Experienced Nebraska farmer talks cattle, cover crops and regenerative agriculture

Farm and Food

By Deborah Van Fleet, Public News Service-Nebraska

Please note: Dennis Demmel serves as president of the Center for Rural Affairs Board of Directors.

One of the goals included in Nebraska's Department of Environment and Energy's Priority Climate Action Plan recently submitted to the federal Environmental Protection Agency is to increase the use of regenerative agricultural practices in the state.

The plan identifies "cover crops, no-till, and reduced reliance on chemical fertilizer" as important practices to improve soil health, which increases its ability to sequester carbon.

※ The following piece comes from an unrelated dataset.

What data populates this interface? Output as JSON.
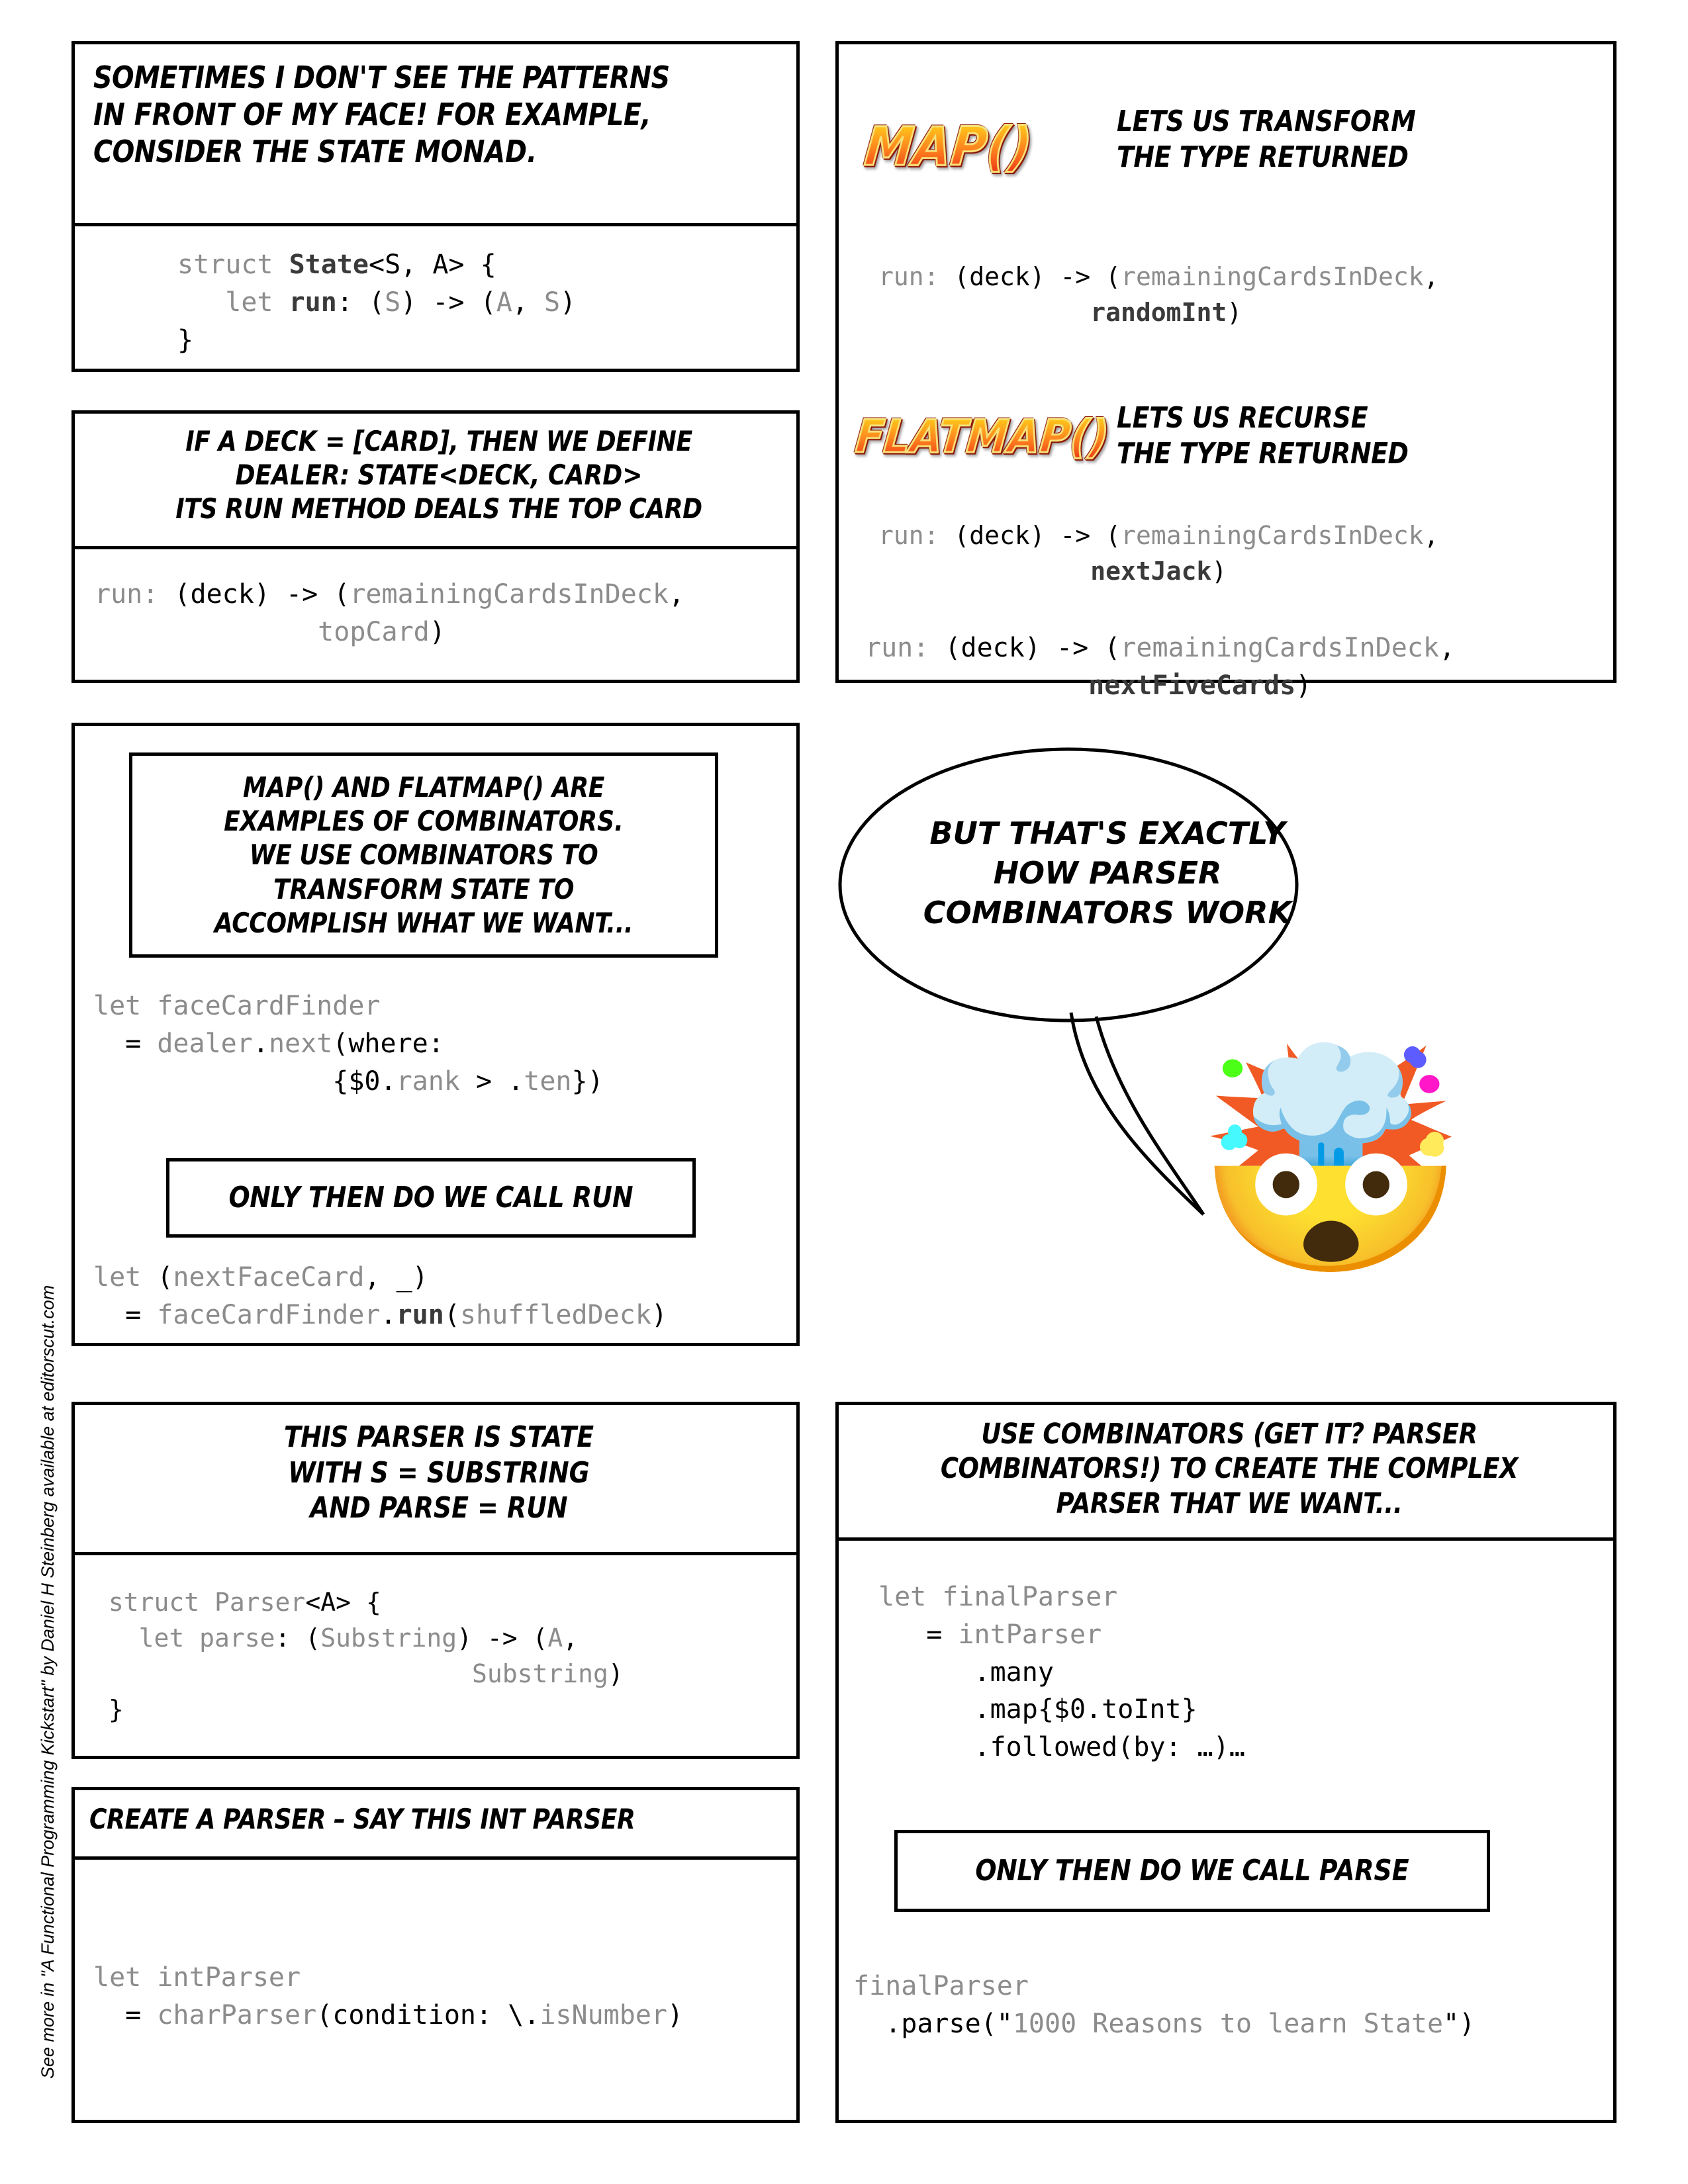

Dennis Demmel is now semiretired after farming 1,800 acres in Perkins County. He was a certified organic farmer from 2007 to 2016, and said cover cropping and no-till farming have greatly improved the state's soil health. He noted the changes "really accelerated" when people began to bring in livestock.

"I think of them as walking composters almost," Demmel observed. "They convert residue into manure, which also includes microbes coming from the rumen in the cattle and going into the soil to activate additional microbiology activity in the soil."

Letting cattle graze for just the right amount of time has also been shown to increase the ability of water to penetrate the soil.

Demmel pointed out improvements in technology such as cross-fencing make it easier to rotate cattle more often and prevent overgrazing. He does not raise cattle himself but has an arrangement with a nearby buyer, whose cattle graze on his perennial grasses and legumes.

Demmel emphasized it can be a mutually beneficial arrangement.

"When it gets hot and dry in August, we may be out of grass," Demmel explained. "If there was a neighbor that was growing cover crops for a year, you could go move cattle over to that. It brings about cooperation between neighbors, bringing cattle back into the operation from one farm that has cattle and the other one doesn't."

In addition to contributing to greenhouse gases, fertilizer runoff has led to high nitrate levels in ground, surface and well water in parts of Nebraska, which have been linked to pediatric cancers. Demmel argued farmers reluctant to reduce their fertilizer application because it will reduce their yield might be surprised at how organic and regenerative practices actually affect their bottom line.

"For example, in organic farming, we would have yields that were maybe substantially lower than conventional methods," Demmel recounted. "But when we looked at the bottom line, well, we were getting a better price for our crop."

Demmel explained with organic farming, microbes fix the nitrogen so there's less need for fertilizer, thereby reducing costs. And since cover crops help the soil retain water, irrigation costs may be reduced as well.